In 2011, Herzog turned to 3D for “Cave of Forgotten Dreams” and to television-style rapid-fire production for “Into the Abyss: A Tale Of Death, A Tale Of Life,” taking a look at the particulars of a Texas triple homicide case, including one convicted killer within days of execution under Governor Rick Perry’s pen and those also affected, like a relative of two of the victims, a retired executioner and a chaplain. (In that regard, it makes a fine companion piece to Kartemquin’s “At The Death House Door,” about a chaplain who wearied after fifteen years of counseling those about to be executed by the state of Texas.)
Herzog is an astute interviewer, and he has written that he drew on very simple beliefs: “I am not an advocate of the death penalty. I do not even have an argument; I only have a story, the history of the barbarism of Nazi Germany. The argument that innocent men and women have been executed is, in my opinion, only a secondary one. A State should not be allowed—under any circumstance—to execute anyone for any reason. End of story” Or the beginning: Herzog pulls his persona away from the film, letting the form of his inquiry—shaped by longtime Herzog editor Joe Bini—make its straightforward case.

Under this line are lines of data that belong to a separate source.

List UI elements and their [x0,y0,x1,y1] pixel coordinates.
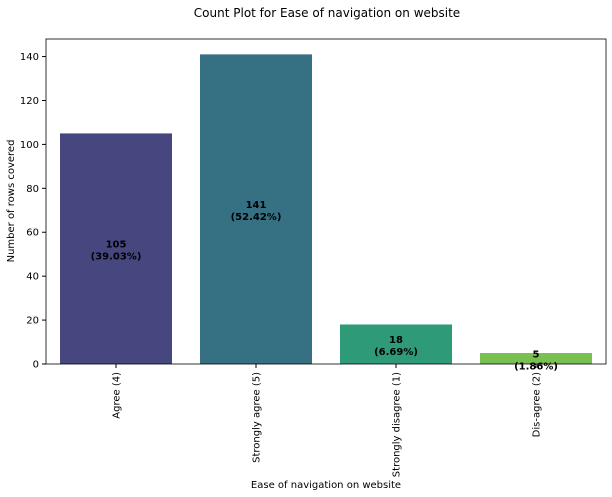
y-tick-label-0: 0 [33,360,39,371]
x-tick-label-2: Strongly disagree (1) [392,372,403,477]
bar-value-label-2: 18 [389,335,403,346]
x-tick-label-3: Dis-agree (2) [532,372,543,437]
y-tick-label-4: 80 [26,184,39,195]
y-tick-label-7: 140 [20,52,39,63]
y-tick-label-3: 60 [26,228,39,239]
bar-1 [200,54,312,365]
x-tick-label-0: Agree (4) [112,372,123,419]
y-tick-label-2: 40 [26,272,39,283]
bar-0 [60,133,172,364]
bar-value-label-0: 105 [106,240,127,251]
bar-percent-label-1: (52.42%) [231,212,282,223]
y-tick-label-1: 20 [26,316,39,327]
bar-value-label-3: 5 [533,350,540,361]
x-tick-label-1: Strongly agree (5) [252,372,263,463]
bar-3 [480,353,592,364]
axes-frame [45,38,607,365]
bar-percent-label-0: (39.03%) [91,252,142,263]
bar-value-label-1: 141 [246,200,267,211]
x-axis-label: Ease of navigation on website [251,480,401,491]
chart-title: Count Plot for Ease of navigation on web… [194,6,460,20]
y-tick-label-6: 120 [20,96,39,107]
bar-percent-label-2: (6.69%) [374,347,418,358]
plot-area: 105(39.03%) Agree (4) 141(52.42%) Strongly … [20,38,607,477]
y-tick-label-5: 100 [20,140,39,151]
bar-2 [340,324,452,364]
y-axis-label: Number of rows covered [6,140,17,263]
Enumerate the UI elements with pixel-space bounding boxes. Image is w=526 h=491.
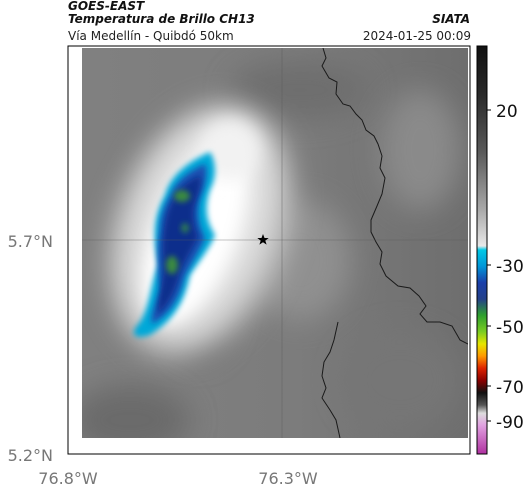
- border-line-south: [321, 321, 341, 438]
- lat-label: 5.2°N: [8, 446, 53, 465]
- colorbar-tick-label: -30: [496, 257, 524, 277]
- star-icon: [257, 234, 269, 245]
- product-title: Temperatura de Brillo CH13: [68, 12, 255, 26]
- imagery-layer: [82, 48, 468, 438]
- agency-label: SIATA: [432, 12, 470, 26]
- colorbar-tick-label: -50: [496, 318, 524, 338]
- colorbar-tick-label: -90: [496, 413, 524, 433]
- lon-label: 76.3°W: [258, 469, 318, 488]
- border-line-east: [321, 48, 468, 345]
- lat-label: 5.7°N: [8, 232, 53, 251]
- route-label: Vía Medellín - Quibdó 50km: [68, 29, 234, 43]
- satellite-title: GOES-EAST: [68, 0, 145, 13]
- lon-label: 76.8°W: [38, 469, 98, 488]
- colorbar-tick-label: -70: [496, 378, 524, 398]
- datetime-label: 2024-01-25 00:09: [362, 29, 471, 43]
- colorbar-tick-label: 20: [496, 102, 518, 122]
- colorbar: [476, 45, 488, 455]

“Revenge of the Electric Car” is an advocacy documentary, and a sequel as well, to Chris Paine’s spirited 2006 jeremiad about General Motors’ crushing of its experimental car. That it’s a sequel, and the booster of a cause, however optimistic, is to the film’s detriment: it’s the equivalent of a t-shirt slogan described over and over again by its talking heads. Disinterest sets in; aggravation follows soon after. Liz Garbus’ “Bobby Fischer Against The World” fares better, with a compelling, if deeply troubling protagonist. Where Herzog tends to the visionary, and Paine to the pamphlet, Garbus’ latest work is a strong example of the straightforward, made-for-HBO documentary in capturing a moment of history or the incandescence of a historical figure by alternating interviews and a wealth of archival footage. In 1972, chess master Fischer squared off with Soviet Boris Spassky in the chess “Match of the Century” in Reykjavik, Iceland. The figures interviewed suggest a strong link between his gifts and his faults, the eccentric behavior that manifested later in the form of symptoms of extreme mental illness. Worthy subject, worthy treatment, still depressing as they come.

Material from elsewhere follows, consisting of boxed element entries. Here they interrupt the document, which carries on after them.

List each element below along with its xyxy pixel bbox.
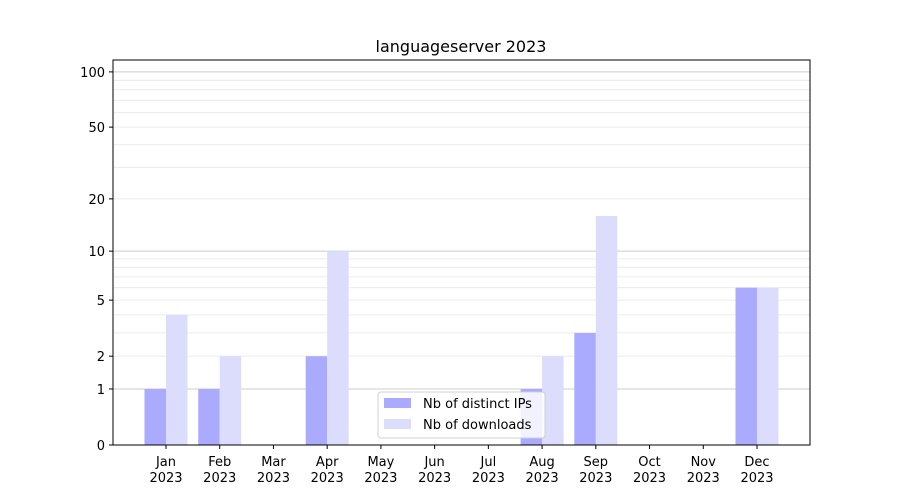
legend-box: [377, 391, 546, 439]
bar-downloads: [595, 215, 618, 445]
x-tick-label: Feb: [208, 455, 231, 470]
y-tick-label: 100: [80, 66, 105, 81]
x-tick-label: 2023: [579, 471, 612, 486]
y-tick-label: 50: [88, 121, 105, 136]
bar-downloads: [219, 356, 242, 445]
legend-swatch: [384, 419, 411, 429]
x-tick-label: Sep: [584, 455, 609, 470]
y-tick-label: 10: [88, 245, 105, 260]
x-tick-label: 2023: [364, 471, 397, 486]
y-tick-label: 5: [97, 294, 105, 309]
legend-swatch: [384, 398, 411, 408]
bar-downloads: [327, 251, 349, 445]
x-tick-label: 2023: [633, 471, 666, 486]
x-tick-label: 2023: [418, 471, 451, 486]
x-tick-label: Dec: [744, 455, 769, 470]
legend-label: Nb of downloads: [423, 418, 532, 433]
x-tick-label: 2023: [149, 471, 182, 486]
x-tick-label: 2023: [311, 471, 344, 486]
x-tick-label: 2023: [203, 471, 236, 486]
x-tick-label: 2023: [472, 471, 505, 486]
x-tick-label: Aug: [529, 455, 554, 470]
x-tick-label: Jul: [480, 455, 497, 470]
x-tick-label: Jan: [155, 455, 176, 470]
y-tick-label: 0: [97, 439, 105, 454]
y-tick-label: 20: [88, 193, 105, 208]
x-tick-label: 2023: [740, 471, 773, 486]
bar-distinct-ips: [198, 388, 220, 445]
bar-distinct-ips: [144, 388, 166, 445]
x-tick-label: Jun: [423, 455, 444, 470]
plot-frame: [112, 59, 811, 446]
x-tick-label: 2023: [526, 471, 559, 486]
bar-distinct-ips: [574, 332, 596, 445]
bar-distinct-ips: [305, 356, 328, 445]
x-tick-label: 2023: [257, 471, 290, 486]
bar-downloads: [757, 287, 779, 445]
bar-downloads: [542, 356, 564, 445]
x-tick-label: 2023: [687, 471, 720, 486]
x-tick-label: Apr: [316, 455, 339, 470]
bar-distinct-ips: [735, 287, 757, 445]
x-tick-label: May: [367, 455, 394, 470]
x-tick-label: Nov: [691, 455, 717, 470]
y-tick-label: 1: [97, 383, 105, 398]
legend-label: Nb of distinct IPs: [423, 397, 532, 412]
y-tick-label: 2: [97, 350, 105, 365]
x-tick-label: Mar: [261, 455, 286, 470]
chart-title: languageserver 2023: [376, 37, 547, 56]
bar-downloads: [166, 314, 188, 445]
legend: Nb of distinct IPs Nb of downloads: [377, 391, 546, 439]
x-tick-label: Oct: [638, 455, 660, 470]
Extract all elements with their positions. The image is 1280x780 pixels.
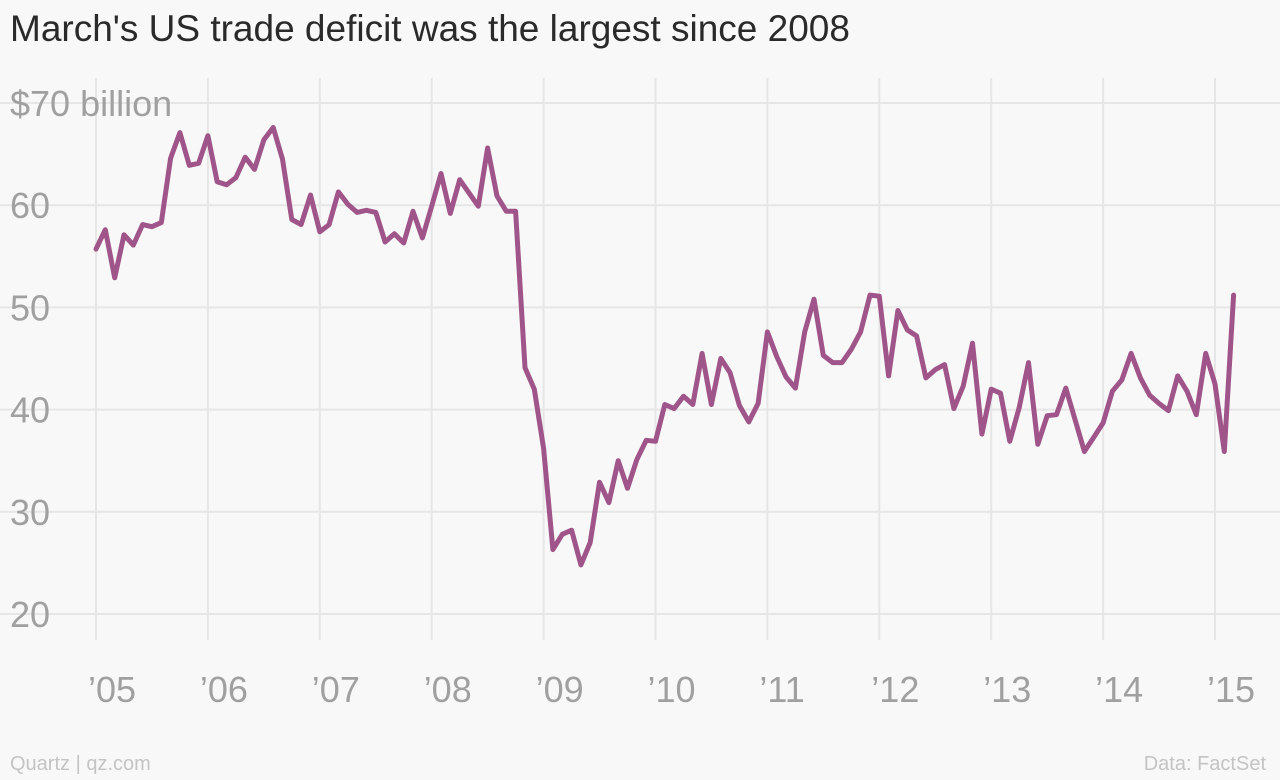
x-tick-label: ’12	[871, 669, 919, 710]
chart-title: March's US trade deficit was the largest…	[10, 8, 850, 49]
x-tick-label: ’10	[648, 669, 696, 710]
y-tick-label: 60	[10, 185, 50, 226]
y-tick-label: 40	[10, 390, 50, 431]
x-tick-label: ’05	[88, 669, 136, 710]
y-tick-label: 20	[10, 594, 50, 635]
x-tick-label: ’15	[1207, 669, 1255, 710]
x-tick-label: ’09	[536, 669, 584, 710]
x-tick-label: ’06	[200, 669, 248, 710]
x-axis-labels: ’05 ’06 ’07 ’08 ’09 ’10 ’11 ’12 ’13 ’14 ’15	[88, 669, 1255, 710]
y-axis-labels: 20 30 40 50 60 $70 billion	[10, 83, 172, 635]
gridlines	[0, 78, 1280, 640]
y-tick-label: $70 billion	[10, 83, 172, 124]
y-tick-label: 50	[10, 287, 50, 328]
x-tick-label: ’07	[312, 669, 360, 710]
series-line	[93, 125, 1237, 568]
x-tick-label: ’13	[983, 669, 1031, 710]
x-tick-label: ’14	[1095, 669, 1143, 710]
source-credit: Quartz | qz.com	[10, 753, 151, 775]
series-layer	[93, 125, 1237, 568]
x-tick-label: ’08	[424, 669, 472, 710]
y-tick-label: 30	[10, 492, 50, 533]
data-source: Data: FactSet	[1143, 753, 1266, 775]
x-tick-label: ’11	[759, 669, 804, 710]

With “Inni,” filmmaker Vincent Morisset turns himself over to a different form of the “ecstatic” than Herzog may have had in mind, a highly stylized filming of what may have been the last concert tour of Icelandic band Sigur Rós in 2008. Sound takes precedence in its distribution worldwide, booked in venues with the capability of playing very, very loud. Home movies of the band when younger bring the slightest color to a largely black-and-white film, which was rephotographed and otherwise muddied in post-production, highlighting sway of grain, textures, motion, near-abstractions that suit the ethereal grace of long passages of the band’s music.
“What’s its message?” someone might ask. Gah! Beauty. There’s trouble in the world, but beauty, too.
“Inni” plays Wednesday at Lincoln Hall. Opening Friday: “Bobby Fischer Versus the World” at Facets; “Revenge of the Electric Car” at Siskel; and “Into the Abyss” at Landmark Century.